A novel SHAPE reagent enables the analysis of RNA structure in living cells with unprecedented accuracy

Abstract

Due to the mounting evidence that RNA structure plays a critical role in regulating almost any physiological as well as pathological process, being able to accurately define the folding of RNA molecules within living cells has become a crucial need. We introduce here 2-aminopyridine-3-carboxylic acid imidazolide (2A3), as a general probe for the interrogation of RNA structures in vivo. 2A3 shows moderate improvements with respect to the state-of-the-art selective 2'-hydroxyl acylation analyzed by primer extension (SHAPE) reagent NAI on naked RNA under in vitro conditions, but it significantly outperforms NAI when probing RNA structure in vivo, particularly in bacteria, underlining its increased ability to permeate biological membranes. When used as a restraint to drive RNA structure prediction, data derived by SHAPE-MaP with 2A3 yields more accurate predictions than NAI-derived data. Due to its extreme efficiency and accuracy, we can anticipate that 2A3 will rapidly take over conventional SHAPE reagents for probing RNA structures both in vitro and in vivo.

Figure 1.

Comparison of SHAPE reagents under ex vivo conditions. (A) Boxplot of SHAPE−MaP mutation frequencies for E. coli 16S and 23S rRNAs probed ex vivo after deproteinization. Box plots span the interquartile range (from Q1 to Q3). The grey area spans from the median in the DMSO sample (control) to the median in the NAI sample (reference). (B) ROC curves for all tested SHAPE reagents, calculated with respect to the accepted phylogenetically-inferred 16S and 23S rRNA structures from the Comparative RNA Web (30). The inset reports the area under the curve (AUC) for each compound. (C) Sample of SHAPE−MaP mutation frequencies for all tested compounds across a region spanning nucleotides 567 to 884 of E. coli 16S rRNA. Colored bases are those whose mutation frequencies exceed by 2-fold the median mutation frequency in the analyzed region. The accepted structure is reported as an arc plot.

Figure 2.

Comparison of SHAPE reagents under in vivo conditions. (A) Boxplot of SHAPE−MaP mutation frequencies for E. coli 16S and 23S rRNAs probed in vivo. Box plots span the interquartile range (from Q1 to Q3). The grey area spans from the median in the DMSO sample (control) to the median in the NAI sample (reference). (B) ROC curves for all tested SHAPE reagents, calculated on solvent-exposed residues in the crystal structure of the E. coli ribosome (PDB: 5IT8), with respect to the accepted phylogenetically-inferred 16S and 23S rRNA structures from the Comparative RNA Web (30). The inset reports the AUC for each compound. (C) Median in vivo SHAPE-MaP mutation frequencies across all stem–loops in the accepted E. coli 16S and 23S rRNA structures. Bases are numbered relatively to the loop. Positions –3 to –1 correspond to stem bases, while positions 0 and +1 correspond to loop bases. (D) Ratio between the median loop mutation frequency and the median stem mutation frequency, calculated on all stem–loops from C.

Figure 3.

2A3 successfully queries regions of the ribosome that are blind to other reagents. (A) Sample of SHAPE−MaP mutation frequencies for all tested compounds across a region spanning nucleotides 990 to 1162 of E. coli 23S rRNA. Colored bases are those whose mutation frequencies exceed by 2-fold the median mutation frequency in the analyzed region. The accepted structure is reported as an arc plot.
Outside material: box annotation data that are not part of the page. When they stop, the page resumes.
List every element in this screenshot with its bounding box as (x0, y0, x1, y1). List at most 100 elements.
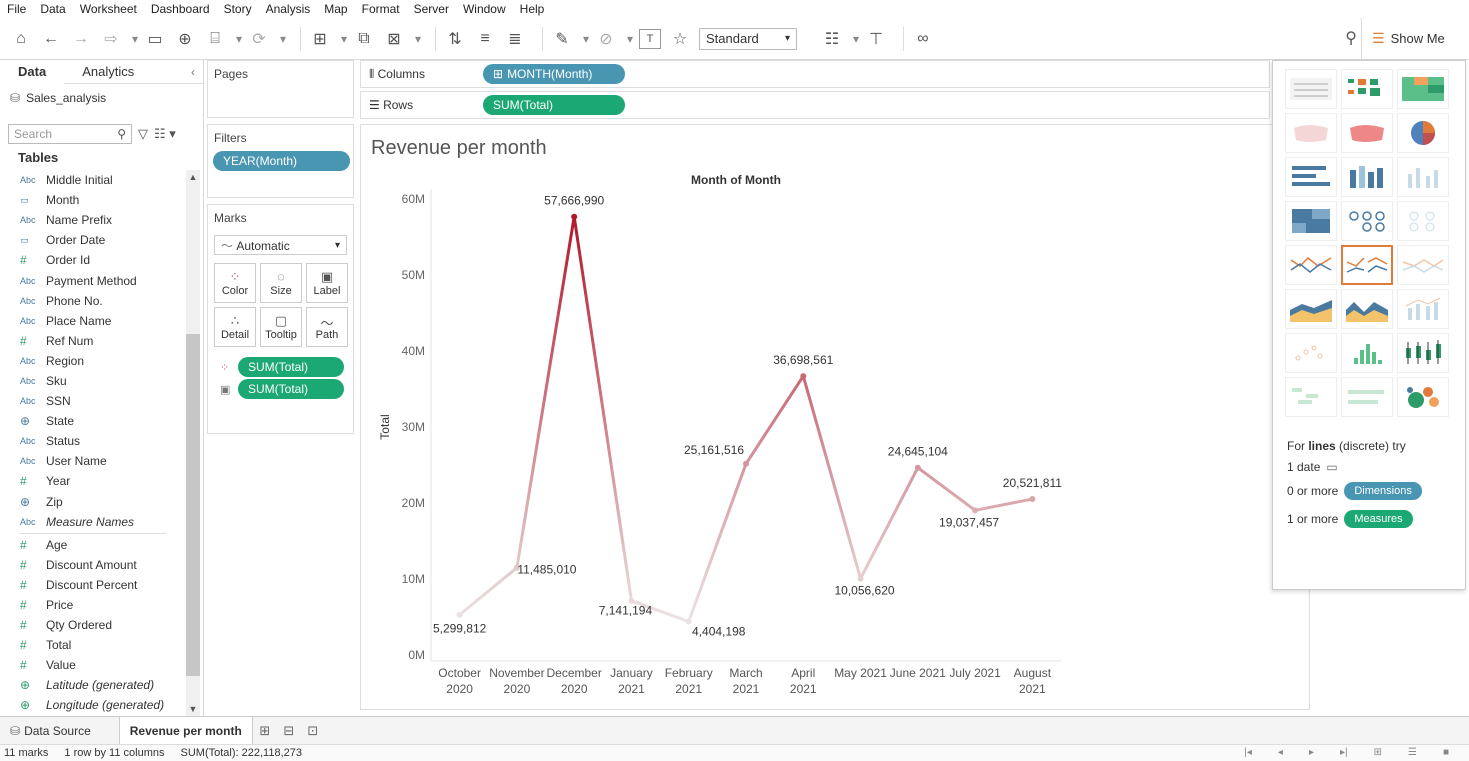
field-item[interactable]: Abc Place Name (0, 311, 186, 331)
field-item[interactable]: ▭ Month (0, 190, 186, 210)
series-line-segment[interactable] (687, 462, 748, 624)
share-icon[interactable]: ∞ (917, 29, 929, 47)
field-item[interactable]: # Order Id (0, 250, 186, 270)
tab-data[interactable]: Data (0, 60, 65, 84)
data-point[interactable] (1029, 496, 1036, 503)
tab-revenue-per-month[interactable]: Revenue per month (118, 717, 253, 744)
line-chart[interactable]: 0M 10M 20M 30M 40M 50M 60M Total 5,299,812 11,485… (361, 125, 1309, 709)
area-discrete-icon[interactable] (1341, 289, 1393, 329)
data-point[interactable] (972, 507, 979, 514)
highlight-icon[interactable]: ✎ (555, 30, 569, 48)
data-point[interactable] (914, 464, 921, 471)
chevron-down-icon[interactable]: ▾ (582, 31, 590, 46)
tab-view-icon[interactable]: ■ (1442, 747, 1449, 758)
field-item[interactable]: Abc Phone No. (0, 291, 186, 311)
color-button[interactable]: ⁘ Color (214, 263, 256, 303)
field-item[interactable]: # Age (0, 535, 186, 555)
refresh-icon[interactable]: ⟳ (252, 30, 266, 48)
filmstrip-view-icon[interactable]: ☰ (1407, 747, 1417, 758)
prev-sheet-icon[interactable]: ◂ (1277, 747, 1283, 758)
columns-shelf[interactable]: ⦀ Columns ⊞ MONTH(Month) (360, 60, 1270, 88)
scroll-down-icon[interactable]: ▼ (188, 704, 198, 714)
series-line-segment[interactable] (744, 374, 805, 466)
field-list-scrollbar[interactable]: ▲ ▼ (186, 170, 200, 716)
series-line-segment[interactable] (572, 215, 633, 603)
bullet-graph-icon[interactable] (1341, 377, 1393, 417)
field-item[interactable]: # Ref Num (0, 331, 186, 351)
data-point[interactable] (456, 611, 463, 618)
histogram-icon[interactable] (1341, 333, 1393, 373)
new-datasource-icon[interactable]: ⊕ (178, 30, 192, 48)
data-point[interactable] (571, 213, 578, 220)
menu-window[interactable]: Window (462, 2, 506, 16)
side-by-side-circles-icon[interactable] (1397, 201, 1449, 241)
menu-worksheet[interactable]: Worksheet (79, 2, 137, 16)
view-options-icon[interactable]: ☷ ▾ (154, 126, 176, 141)
new-worksheet-icon[interactable]: ⊞ (259, 722, 271, 738)
field-item[interactable]: Abc User Name (0, 451, 186, 471)
field-item[interactable]: Abc Sku (0, 371, 186, 391)
menu-analysis[interactable]: Analysis (265, 2, 311, 16)
pause-updates-icon[interactable]: ⌸ (210, 29, 220, 47)
series-line-segment[interactable] (859, 466, 920, 581)
size-button[interactable]: ◌ Size (260, 263, 302, 303)
chevron-down-icon[interactable]: ▾ (131, 31, 139, 46)
field-item[interactable]: Abc Measure Names (0, 512, 186, 532)
field-item[interactable]: # Total (0, 635, 186, 655)
data-point[interactable] (857, 575, 864, 582)
first-sheet-icon[interactable]: |◂ (1244, 747, 1252, 758)
field-item[interactable]: Abc SSN (0, 391, 186, 411)
data-point[interactable] (743, 460, 749, 467)
color-measure-pill[interactable]: SUM(Total) (238, 357, 344, 377)
redo-icon[interactable]: → (73, 29, 89, 47)
field-item[interactable]: Abc Middle Initial (0, 170, 186, 190)
gantt-chart-icon[interactable] (1285, 377, 1337, 417)
menu-format[interactable]: Format (361, 2, 400, 16)
show-me-button[interactable]: ☰ Show Me (1361, 18, 1469, 59)
new-worksheet-icon[interactable]: ⊞ (313, 30, 327, 48)
series-line-segment[interactable] (916, 466, 977, 512)
field-item[interactable]: # Discount Amount (0, 555, 186, 575)
data-point[interactable] (685, 618, 692, 625)
field-item[interactable]: Abc Name Prefix (0, 210, 186, 230)
text-table-icon[interactable] (1285, 69, 1337, 109)
dual-combination-icon[interactable] (1397, 289, 1449, 329)
menu-map[interactable]: Map (324, 2, 348, 16)
filter-icon[interactable]: ▽ (138, 126, 148, 141)
detail-button[interactable]: ∴ Detail (214, 307, 256, 347)
swap-icon[interactable]: ⇅ (448, 30, 462, 48)
menu-file[interactable]: File (7, 2, 27, 16)
path-button[interactable]: 〜 Path (306, 307, 348, 347)
scatter-plot-icon[interactable] (1285, 333, 1337, 373)
chevron-down-icon[interactable]: ▾ (340, 31, 348, 46)
show-labels-icon[interactable]: T (639, 28, 661, 49)
chevron-down-icon[interactable]: ▾ (626, 31, 634, 46)
tooltip-button[interactable]: ▢ Tooltip (260, 307, 302, 347)
rows-shelf[interactable]: ☰ Rows SUM(Total) (360, 91, 1270, 119)
field-item[interactable]: Abc Payment Method (0, 270, 186, 290)
field-item[interactable]: # Discount Percent (0, 575, 186, 595)
new-dashboard-icon[interactable]: ⊟ (283, 722, 295, 738)
menu-dashboard[interactable]: Dashboard (150, 2, 210, 16)
symbol-map-icon[interactable] (1285, 113, 1337, 153)
series-line-segment[interactable] (801, 374, 863, 581)
field-item[interactable]: ⊕ State (0, 411, 186, 431)
label-measure-pill[interactable]: SUM(Total) (238, 379, 344, 399)
chevron-down-icon[interactable]: ▾ (852, 31, 860, 46)
chevron-down-icon[interactable]: ▾ (414, 31, 422, 46)
series-line-segment[interactable] (515, 215, 576, 570)
data-point[interactable] (628, 597, 635, 604)
menu-story[interactable]: Story (223, 2, 252, 16)
heat-map-icon[interactable] (1341, 69, 1393, 109)
rows-pill[interactable]: SUM(Total) (483, 95, 625, 115)
last-sheet-icon[interactable]: ▸| (1339, 747, 1348, 758)
mark-type-select[interactable]: 〜 Automatic ▾ (214, 235, 347, 255)
circle-views-icon[interactable] (1341, 201, 1393, 241)
home-icon[interactable]: ⌂ (16, 29, 26, 47)
fix-axes-icon[interactable]: ☆ (672, 30, 688, 48)
sort-descending-icon[interactable]: ≣ (508, 30, 522, 48)
field-item[interactable]: Abc Region (0, 351, 186, 371)
scroll-up-icon[interactable]: ▲ (188, 172, 198, 182)
columns-pill[interactable]: ⊞ MONTH(Month) (483, 64, 625, 84)
lines-continuous-icon[interactable] (1285, 245, 1337, 285)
The hyperreactive residue U₁₀₃₂ and the unreactive stretch of 19 nucleotides are respectively marked in red and blue. (B) Three-dimensional model of the domain depicted in A, colored by B factor (PDB: 5IT8). The inset zooms on the helical region containing the 2A3-hyperreactive residue U₁₀₃₂.

Figure 4.

2A3 outperforms NAI at experimentally-driven RNA structure modeling. (A) Grid search (jackknifing) of optimal slope/intercept value pairs for E. coli 16S and 23S rRNAs in vivo probing data for NAI and 2A3. Values represent the geometric mean of sensitivity and PPV for the secondary structures predicted using each slope/intercept value pair. The chosen value pair is boxed in green. (B) Arc plot comparison of E. coli 16S rRNA reference structure (top), and structure inferred using either NAI-derived or 2A3-derived restraints (bottom). Black/green arcs correspond to correctly predicted base-pairs, violet arcs to non-predicted base-pairs and red arcs to mispredicted base-pairs. PPV and sensitivity for each prediction are indicated.

Figure 5.

Mechanism of 2A3 reaction with RNA. Reaction of 2A3 with the 2′-OH of structurally-flexible RNA residues, resulting in the formation of a 2′-O-adduct.